The Eight Symptoms of Groupthink
Let’s look at the eight symptoms of groupthink. Irving Janis developed the eight symptoms of groupthink in 1972. The first symptom is the illusion of invulnerability. It creates excessive optimism that encourages taking extreme risks, which always has a downside. Number two is a collective rationalization, where members discount warnings and don’t reconsider their assumptions. The third symptom is belief in inherent morality, where members ignore the ethical or moral consequences of their decisions. Number four is the stereotyped views of the outgroup. This is where you stereotype people that are not in your group. The fifth symptom is direct pressure on dissenters. This is where members are pressured not to disagree with the group’s views. Number six is self-censorship, where you don’t say certain things to avoid reactions from people.

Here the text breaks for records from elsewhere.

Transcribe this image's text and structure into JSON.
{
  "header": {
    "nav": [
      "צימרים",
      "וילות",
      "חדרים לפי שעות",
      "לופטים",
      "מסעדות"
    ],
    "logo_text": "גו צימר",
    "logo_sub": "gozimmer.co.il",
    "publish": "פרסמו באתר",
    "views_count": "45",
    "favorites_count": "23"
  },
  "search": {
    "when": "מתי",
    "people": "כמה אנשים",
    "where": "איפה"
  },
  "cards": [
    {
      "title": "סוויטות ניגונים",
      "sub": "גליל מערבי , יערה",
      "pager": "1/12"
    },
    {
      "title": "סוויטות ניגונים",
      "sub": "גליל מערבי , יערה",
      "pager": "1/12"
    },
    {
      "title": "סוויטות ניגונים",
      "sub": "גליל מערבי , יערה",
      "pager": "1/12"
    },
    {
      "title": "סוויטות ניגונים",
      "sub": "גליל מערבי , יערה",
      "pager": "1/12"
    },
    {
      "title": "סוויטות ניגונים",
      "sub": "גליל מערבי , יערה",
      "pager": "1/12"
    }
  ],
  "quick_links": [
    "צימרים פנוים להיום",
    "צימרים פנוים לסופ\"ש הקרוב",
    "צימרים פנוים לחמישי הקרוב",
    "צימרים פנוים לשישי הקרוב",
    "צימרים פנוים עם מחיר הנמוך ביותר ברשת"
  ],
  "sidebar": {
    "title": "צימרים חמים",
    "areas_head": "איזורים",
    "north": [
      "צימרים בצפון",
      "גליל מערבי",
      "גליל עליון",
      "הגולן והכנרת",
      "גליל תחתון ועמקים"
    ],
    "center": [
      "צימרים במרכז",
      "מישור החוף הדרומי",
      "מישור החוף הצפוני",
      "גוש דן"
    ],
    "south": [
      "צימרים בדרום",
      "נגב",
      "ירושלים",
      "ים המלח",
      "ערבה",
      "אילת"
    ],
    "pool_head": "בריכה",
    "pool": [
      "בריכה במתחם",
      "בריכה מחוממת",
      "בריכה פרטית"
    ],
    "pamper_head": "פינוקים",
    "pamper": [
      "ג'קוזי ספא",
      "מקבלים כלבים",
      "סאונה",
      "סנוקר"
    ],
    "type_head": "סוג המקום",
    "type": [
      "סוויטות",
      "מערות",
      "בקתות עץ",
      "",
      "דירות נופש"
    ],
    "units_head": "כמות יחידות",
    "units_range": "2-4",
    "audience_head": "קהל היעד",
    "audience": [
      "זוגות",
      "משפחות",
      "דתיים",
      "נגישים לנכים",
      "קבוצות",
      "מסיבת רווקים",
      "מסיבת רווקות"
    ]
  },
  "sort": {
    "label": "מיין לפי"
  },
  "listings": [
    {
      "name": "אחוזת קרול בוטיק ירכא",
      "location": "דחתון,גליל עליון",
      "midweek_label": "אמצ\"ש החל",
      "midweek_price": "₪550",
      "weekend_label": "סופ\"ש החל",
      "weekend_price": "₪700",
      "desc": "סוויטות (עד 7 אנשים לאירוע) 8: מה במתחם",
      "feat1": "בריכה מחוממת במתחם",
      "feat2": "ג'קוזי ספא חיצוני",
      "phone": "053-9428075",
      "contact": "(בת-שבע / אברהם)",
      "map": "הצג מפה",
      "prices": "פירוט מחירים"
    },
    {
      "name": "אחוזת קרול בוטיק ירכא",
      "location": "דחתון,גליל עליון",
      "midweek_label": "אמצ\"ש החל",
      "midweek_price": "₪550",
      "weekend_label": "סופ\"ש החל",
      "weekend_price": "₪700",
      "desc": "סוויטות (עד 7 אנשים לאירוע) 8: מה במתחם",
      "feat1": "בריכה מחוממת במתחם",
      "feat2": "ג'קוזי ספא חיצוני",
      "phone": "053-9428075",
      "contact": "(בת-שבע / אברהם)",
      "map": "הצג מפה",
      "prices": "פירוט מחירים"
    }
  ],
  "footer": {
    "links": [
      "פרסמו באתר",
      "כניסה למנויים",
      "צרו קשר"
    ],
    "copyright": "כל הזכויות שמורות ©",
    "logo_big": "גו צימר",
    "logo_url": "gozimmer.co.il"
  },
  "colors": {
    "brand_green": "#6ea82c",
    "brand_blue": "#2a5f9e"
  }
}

Number seven is the illusion of unanimity. This is the view that the majority view is thought to be unanimous. In most cases, this is just an assumption. Number eight is self-appointed mind guards. These members protect the group from information that is contradictory to the group’s cohesiveness.
Examples of Groupthink
Here are two examples of the negative consequences of groupthink. Swiss Air was a Swiss airline that was so financially stable that people referred to it as the flying bank. In July of 2001, the company collapsed. Right before this, they got rid of any industrial technical expertise from its governing board. The company wanted to reduce anything that threatened the cohesiveness of the board of directors. Insider groupthink took over and led the company to failure. In 1999, fifty-four members of the Major League Baseball Umpires Association resigned in mass. The umpire did this to influence the ability to renegotiate new contracts. Ultimately, the MLB hired new umpires and decertified the entire union.
Combating Groupthink That Kills Innovation
Innovation is all about doing something new and unique and taking risks. Groupthink is all about conformity, thinking the same, and being in alignment. If you fall into this trap, then it turns into an innovation antibody, and innovation antibodies block new ideas. There are several ways to combat groupthink. Firstly, you can formalize the questioning process. A group should have a process that gives questioning permission to those within the group. There should also be people from outside the group challenging it. Another way to fight groupthink is to institute anonymity. This will make people more comfortable giving their opinion. Number four is to bring in outsiders such as consultants and encourage them to point out problems. Lastly, allow extra time so things can be questioned and challenged.